# 1) Data cleaning.

## Import the libraries.

In [None]:
import numpy as np
import pandas as pd
import matplotlib.pyplot as plt
import seaborn as sb
import plotly.express as px

%matplotlib inline

# suppress warnings from final output
import warnings
warnings.simplefilter("ignore")

## Load the data.

In [None]:
raw_df = pd.read_csv('WA_Fn-UseC_-Telco-Customer-Churn.csv')

In [None]:
raw_df.head()


We can see that TotalCharges column is object datatype. We'll have to convert it to float datatype.

In [None]:
raw_df.info()

In [None]:
raw_df["TotalCharges"] = pd.to_numeric(raw_df["TotalCharges"],errors='coerce')
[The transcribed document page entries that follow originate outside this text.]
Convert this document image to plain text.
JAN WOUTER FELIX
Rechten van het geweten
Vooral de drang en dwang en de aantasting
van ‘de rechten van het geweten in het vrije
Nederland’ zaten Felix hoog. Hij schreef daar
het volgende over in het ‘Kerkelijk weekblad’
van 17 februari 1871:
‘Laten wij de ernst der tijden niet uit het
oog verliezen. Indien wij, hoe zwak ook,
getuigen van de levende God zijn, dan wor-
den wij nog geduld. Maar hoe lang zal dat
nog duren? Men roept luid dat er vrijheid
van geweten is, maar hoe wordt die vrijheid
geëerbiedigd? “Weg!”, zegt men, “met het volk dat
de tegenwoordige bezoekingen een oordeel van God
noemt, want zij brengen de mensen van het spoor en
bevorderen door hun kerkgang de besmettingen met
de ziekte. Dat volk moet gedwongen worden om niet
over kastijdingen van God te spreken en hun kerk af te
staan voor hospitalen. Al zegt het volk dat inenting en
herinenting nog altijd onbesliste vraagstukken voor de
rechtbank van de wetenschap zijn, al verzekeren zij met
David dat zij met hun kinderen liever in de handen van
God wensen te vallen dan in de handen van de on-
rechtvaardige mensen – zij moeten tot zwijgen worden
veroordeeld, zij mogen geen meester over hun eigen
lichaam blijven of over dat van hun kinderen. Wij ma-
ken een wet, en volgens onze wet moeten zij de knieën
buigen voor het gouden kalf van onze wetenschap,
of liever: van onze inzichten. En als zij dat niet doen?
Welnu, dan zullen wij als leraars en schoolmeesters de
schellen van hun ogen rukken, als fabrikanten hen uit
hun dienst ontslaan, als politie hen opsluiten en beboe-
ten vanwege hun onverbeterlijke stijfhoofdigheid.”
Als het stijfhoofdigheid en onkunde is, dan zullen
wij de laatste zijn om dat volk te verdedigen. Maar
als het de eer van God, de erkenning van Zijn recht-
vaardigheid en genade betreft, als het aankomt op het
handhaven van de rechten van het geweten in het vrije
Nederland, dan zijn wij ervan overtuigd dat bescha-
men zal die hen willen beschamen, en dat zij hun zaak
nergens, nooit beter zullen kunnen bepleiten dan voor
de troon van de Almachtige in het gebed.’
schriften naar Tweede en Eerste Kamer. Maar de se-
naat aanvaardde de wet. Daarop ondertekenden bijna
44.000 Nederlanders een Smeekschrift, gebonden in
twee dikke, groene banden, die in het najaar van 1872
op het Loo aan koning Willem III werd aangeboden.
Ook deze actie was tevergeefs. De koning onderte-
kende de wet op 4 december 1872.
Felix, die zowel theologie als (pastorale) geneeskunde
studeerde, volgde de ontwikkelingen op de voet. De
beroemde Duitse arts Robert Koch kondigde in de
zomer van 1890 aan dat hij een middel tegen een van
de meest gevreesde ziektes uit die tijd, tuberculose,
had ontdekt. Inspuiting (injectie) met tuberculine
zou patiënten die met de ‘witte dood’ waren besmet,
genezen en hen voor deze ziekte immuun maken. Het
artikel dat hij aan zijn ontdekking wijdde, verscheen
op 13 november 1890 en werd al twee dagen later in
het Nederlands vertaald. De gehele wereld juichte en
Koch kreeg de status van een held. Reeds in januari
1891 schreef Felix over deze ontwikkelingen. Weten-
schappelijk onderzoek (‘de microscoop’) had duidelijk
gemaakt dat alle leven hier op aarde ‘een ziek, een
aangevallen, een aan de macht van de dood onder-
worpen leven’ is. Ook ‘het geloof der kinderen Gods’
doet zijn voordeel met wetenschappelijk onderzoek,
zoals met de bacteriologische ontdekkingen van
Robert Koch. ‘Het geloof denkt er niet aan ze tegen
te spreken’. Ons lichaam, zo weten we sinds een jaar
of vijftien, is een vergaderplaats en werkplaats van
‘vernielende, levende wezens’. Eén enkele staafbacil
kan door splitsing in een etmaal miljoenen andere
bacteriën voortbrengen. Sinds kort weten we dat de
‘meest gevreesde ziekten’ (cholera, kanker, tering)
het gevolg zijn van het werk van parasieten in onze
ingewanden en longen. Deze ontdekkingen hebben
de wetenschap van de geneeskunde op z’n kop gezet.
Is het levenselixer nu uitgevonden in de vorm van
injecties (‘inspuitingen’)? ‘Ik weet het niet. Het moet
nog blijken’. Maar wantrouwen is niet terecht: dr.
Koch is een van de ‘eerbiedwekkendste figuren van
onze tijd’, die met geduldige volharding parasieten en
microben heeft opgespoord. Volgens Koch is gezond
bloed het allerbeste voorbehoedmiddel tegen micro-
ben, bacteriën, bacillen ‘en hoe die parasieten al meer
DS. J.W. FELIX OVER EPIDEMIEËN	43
After conversion to float, we see that Total charges has 11 null values. We'll drop these null values.

In [None]:
raw_df.isnull().sum()

In [None]:
raw_df.dropna(inplace=True)

In [None]:
raw_df.info()

We see that columns like MultipleLines, OnlineSecurity, OnlineBackup, DeviceProtection, TechSupport, StreamingTV and StreamingMovies have values like "No Phone Services" and "No internet service". Converting these values to "No" as they don't contribute to any meaningful categorization and converting to "No" won't affect their relation as well as analysis.

In [None]:
raw_df.value_counts('MultipleLines')
raw_df.value_counts('OnlineSecurity')
raw_df.value_counts('OnlineBackup')
raw_df.value_counts('DeviceProtection')
raw_df.value_counts('TechSupport')
raw_df.value_counts('StreamingTV')
raw_df.value_counts('StreamingMovies')

In [None]:
raw_df['MultipleLines'].replace(to_replace="No phone service", value="No", inplace=True)
raw_df['OnlineSecurity'].replace(to_replace="No internet service", value="No", inplace=True)
raw_df['OnlineBackup'].replace(to_replace="No internet service", value="No", inplace=True)
raw_df['DeviceProtection'].replace(to_replace="No internet service", value="No", inplace=True)
raw_df['TechSupport'].replace(to_replace="No internet service", value="No", inplace=True)
raw_df['StreamingTV'].replace(to_replace="No internet service", value="No", inplace=True)
raw_df['StreamingMovies'].replace(to_replace="No internet service", value="No", inplace=True)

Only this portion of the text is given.